Post provided by Benoît Pichon
When I first started working on dryland ecosystems in my PhD, I didn’t expect to spend quite so much time staring at black-and-white aerial photographs. Yet these simple images—pixels of vegetation scattered across a matrix of white bare soil pixels—hold fingerprints of the resilience of drylands. In this work, we developed an approach to learn about dryland resilience from vegetation patterns and to pinpoint sites at higher risk of desertification. What we found is that even a single snapshot of vegetation can reveal how close a site might be to its desertification.
Importance of drylands
Drylands cover more than 45% of Earth’s land surface and support hundreds of millions of people. But they are also vulnerable to degradation, which can happen rapidly when drylands cross thresholds beyond which drylands’ functioning and structure change critically.
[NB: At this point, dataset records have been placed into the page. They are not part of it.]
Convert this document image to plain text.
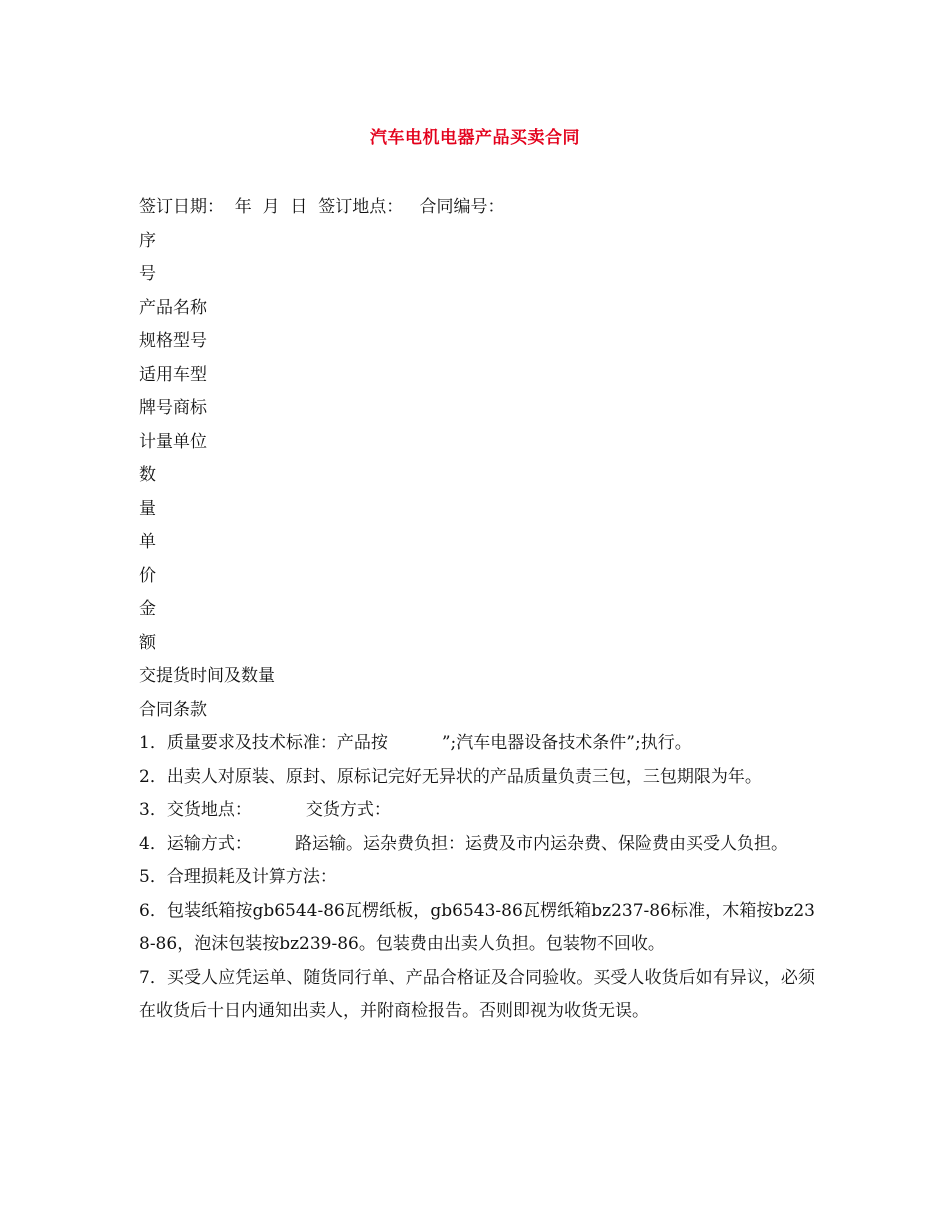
汽车电机电器产品买卖合同
签订日期：  年  月  日  签订地点：   合同编号：
序
号
产品名称
规格型号
适用车型
牌号商标
计量单位
数
量
单
价
金
额
交提货时间及数量
合同条款
1．质量要求及技术标准：产品按          ”;汽车电器设备技术条件”;执行。
2．出卖人对原装、原封、原标记完好无异状的产品质量负责三包，三包期限为年。
3．交货地点：          交货方式：
4．运输方式：        路运输。运杂费负担：运费及市内运杂费、保险费由买受人负担。
5．合理损耗及计算方法：
6．包装纸箱按gb6544-86瓦楞纸板，gb6543-86瓦楞纸箱bz237-86标准，木箱按bz238-86，泡沫包装按bz239-86。包装费由出卖人负担。包装物不回收。
7．买受人应凭运单、随货同行单、产品合格证及合同验收。买受人收货后如有异议，必须在收货后十日内通知出卖人，并附商检报告。否则即视为收货无误。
Our goal was to understand whether we can identify sites with lowest resilience—how far they are from a threshold, and how vulnerable they may be to future changes—using a snapshot of their spatial patterns. These spatial patterns emerge from positive plant-plant and plant-soil interactions and change in predictable ways with aridification. They therefore provide fascinating fingerprints of dryland resilience.
Building our methodology
Instead of working only on satellite images of drylands, our idea was to use a very simple ecological model that can produce landscapes with vegetation and bare soil, just as in the observed images. The model accounts for two basic ingredients of plants in drylands: their ability to reproduce or disperse locally and their ability to cluster through facilitative interactions. Although simple, this model can produce realistic dryland patterns and respond to increasing stress in similar ways as observed on images.
The next step was to work backwards from real images. We used a method called Approximate Bayesian Computing to infer the most likely model parameters that could have generated each observed landscape. This allowed us to translate the spatial structure of each site into a common language: how much reproduction and facilitation would be needed to produce the observed pattern?
Once we had these estimated parameters, we could then mimic aridification of our site by gradually increasing ecological stress in the model until desertification occurs. The distance between the site’s estimated state and this desertification point is our measure of resilience (see figure below).

Linking resilience to future climate risk
Estimating the resilience of current landscapes was only half the story. Drylands are experiencing aridification at different speeds across the world, so the other half was understanding how quickly their environments are changing. By combining our resilience estimates with climate projections, we could identify sites that are both close to their desertification point and expected to experience rapid increases in aridity over the coming decades.
Looking ahead
For us, one of the most exciting parts of this work is its simplicity. With only a single aerial image and a modelling framework, we can begin to map ecosystem fragility across vast areas. Complementary to long-term monitoring, it offers an easily implementable approach for future work aiming at mapping ecosystem resilience at large scales.
Altogether, staring at dryland images may seem like a strange way to understand desertification, but vegetation patterns are powerful storytellers: the shapes and spacing of plants give us a clear picture of drylands’ fragility.